Aus den Lebenssituationen/Lebenswirklichkeiten Jugendlicher und dem pallottinischen Auftrag ergeben
sich zusammenfassend folgende Ziele für eine pallottinische Jugendarbeit:

pallottinische Jugendarbeit ist Ort der Begegnung, der Solidarität, der Zugehörigkeit und
Beheimatung

pallottinische Jugendarbeit gibt Orientierungshilfe für die Lebensgestaltung

pallottinische Jugendarbeit unterstützt bei der Identitätsfindung

pallottinische Jugendarbeit dient der Beziehungsgestaltung (soziale Kompetenz)

pallottinische Jugendarbeit hilft, den Glauben Jesu als Orientierungspunkt für sein eigenes Leben
und als Motivation für verantwortliches Handeln in der Welt zu sehen

pallottinische Jugendarbeit ist offen für unterschiedliche Konfessionen, Kulturen und Generationen
Das gesamtkirchliche Engagement für eine Jugendarbeit, die sich nicht auf ohnehin kirchlich sozialisierte
Gruppen von Jugendlichen bezieht, schwindet.
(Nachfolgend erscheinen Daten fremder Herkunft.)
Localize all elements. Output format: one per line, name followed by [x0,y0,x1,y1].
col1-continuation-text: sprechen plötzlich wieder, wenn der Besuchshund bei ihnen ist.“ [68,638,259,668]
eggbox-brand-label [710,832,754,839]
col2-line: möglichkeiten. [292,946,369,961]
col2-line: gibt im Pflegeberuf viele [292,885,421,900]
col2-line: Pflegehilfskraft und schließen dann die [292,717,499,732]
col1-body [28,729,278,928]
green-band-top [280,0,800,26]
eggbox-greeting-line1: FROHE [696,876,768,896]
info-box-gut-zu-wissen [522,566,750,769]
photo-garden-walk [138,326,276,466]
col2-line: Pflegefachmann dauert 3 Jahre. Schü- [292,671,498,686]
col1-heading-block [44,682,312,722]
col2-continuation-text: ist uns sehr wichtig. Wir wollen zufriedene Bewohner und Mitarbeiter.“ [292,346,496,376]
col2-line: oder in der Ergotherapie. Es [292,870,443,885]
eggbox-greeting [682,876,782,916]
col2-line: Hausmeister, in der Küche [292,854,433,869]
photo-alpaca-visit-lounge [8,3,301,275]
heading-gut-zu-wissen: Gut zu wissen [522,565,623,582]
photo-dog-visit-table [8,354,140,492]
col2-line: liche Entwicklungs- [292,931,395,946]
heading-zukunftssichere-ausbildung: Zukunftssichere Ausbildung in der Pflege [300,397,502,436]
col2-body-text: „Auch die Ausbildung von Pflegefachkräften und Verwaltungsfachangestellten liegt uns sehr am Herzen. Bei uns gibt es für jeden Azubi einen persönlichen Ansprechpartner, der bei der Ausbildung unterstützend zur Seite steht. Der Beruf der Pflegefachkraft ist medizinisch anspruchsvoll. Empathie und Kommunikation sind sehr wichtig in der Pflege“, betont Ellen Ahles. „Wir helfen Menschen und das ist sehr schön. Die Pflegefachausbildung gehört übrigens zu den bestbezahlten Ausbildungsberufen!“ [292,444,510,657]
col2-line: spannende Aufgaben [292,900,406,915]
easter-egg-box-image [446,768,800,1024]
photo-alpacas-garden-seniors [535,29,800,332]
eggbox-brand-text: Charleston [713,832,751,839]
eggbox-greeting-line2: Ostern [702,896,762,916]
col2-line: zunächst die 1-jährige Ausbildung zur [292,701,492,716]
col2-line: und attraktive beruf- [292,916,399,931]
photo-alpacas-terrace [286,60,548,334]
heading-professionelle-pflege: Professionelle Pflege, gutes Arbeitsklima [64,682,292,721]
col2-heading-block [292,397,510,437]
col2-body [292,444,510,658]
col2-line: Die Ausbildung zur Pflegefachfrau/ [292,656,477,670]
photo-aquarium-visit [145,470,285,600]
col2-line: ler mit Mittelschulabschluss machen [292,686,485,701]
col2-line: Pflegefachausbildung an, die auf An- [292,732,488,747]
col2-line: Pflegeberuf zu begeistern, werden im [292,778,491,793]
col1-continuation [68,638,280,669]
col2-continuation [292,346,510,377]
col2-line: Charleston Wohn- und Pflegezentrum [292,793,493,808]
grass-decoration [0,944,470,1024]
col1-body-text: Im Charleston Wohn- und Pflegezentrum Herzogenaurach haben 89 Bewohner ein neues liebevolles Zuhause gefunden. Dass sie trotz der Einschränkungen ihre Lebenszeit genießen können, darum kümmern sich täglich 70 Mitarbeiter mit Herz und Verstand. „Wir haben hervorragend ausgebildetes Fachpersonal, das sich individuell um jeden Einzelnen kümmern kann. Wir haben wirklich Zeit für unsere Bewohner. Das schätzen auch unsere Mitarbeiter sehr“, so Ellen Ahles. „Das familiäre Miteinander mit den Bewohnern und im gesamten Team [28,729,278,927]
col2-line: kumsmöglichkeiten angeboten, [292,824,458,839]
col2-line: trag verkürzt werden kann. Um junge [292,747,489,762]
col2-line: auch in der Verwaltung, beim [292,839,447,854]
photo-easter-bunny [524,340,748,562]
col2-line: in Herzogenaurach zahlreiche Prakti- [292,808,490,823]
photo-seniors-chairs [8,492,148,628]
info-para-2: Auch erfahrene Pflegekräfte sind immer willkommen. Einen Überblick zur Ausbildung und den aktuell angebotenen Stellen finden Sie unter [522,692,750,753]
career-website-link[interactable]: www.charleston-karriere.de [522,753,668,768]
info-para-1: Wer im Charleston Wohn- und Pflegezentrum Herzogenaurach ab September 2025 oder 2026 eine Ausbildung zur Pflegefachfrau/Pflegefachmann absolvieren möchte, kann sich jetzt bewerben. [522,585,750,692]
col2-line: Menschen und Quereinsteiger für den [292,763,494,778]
Umso mehr müssen wir als alternativer Träger
verantworteter Arbeit mit Jugendlichen hier unseren Schwerpunkt setzen. Die Option für alle
Jugendlichen, gerade auch für die, die durch das löchrige Netz unserer Gesellschaft zu fallen drohen, muss
in ihrem Interesse vorrangig sein. Sie bestimmt damit auch unsere eigene Zukunft und muss bei der
Planung unserer Arbeitsfelder Berücksichtigung finden.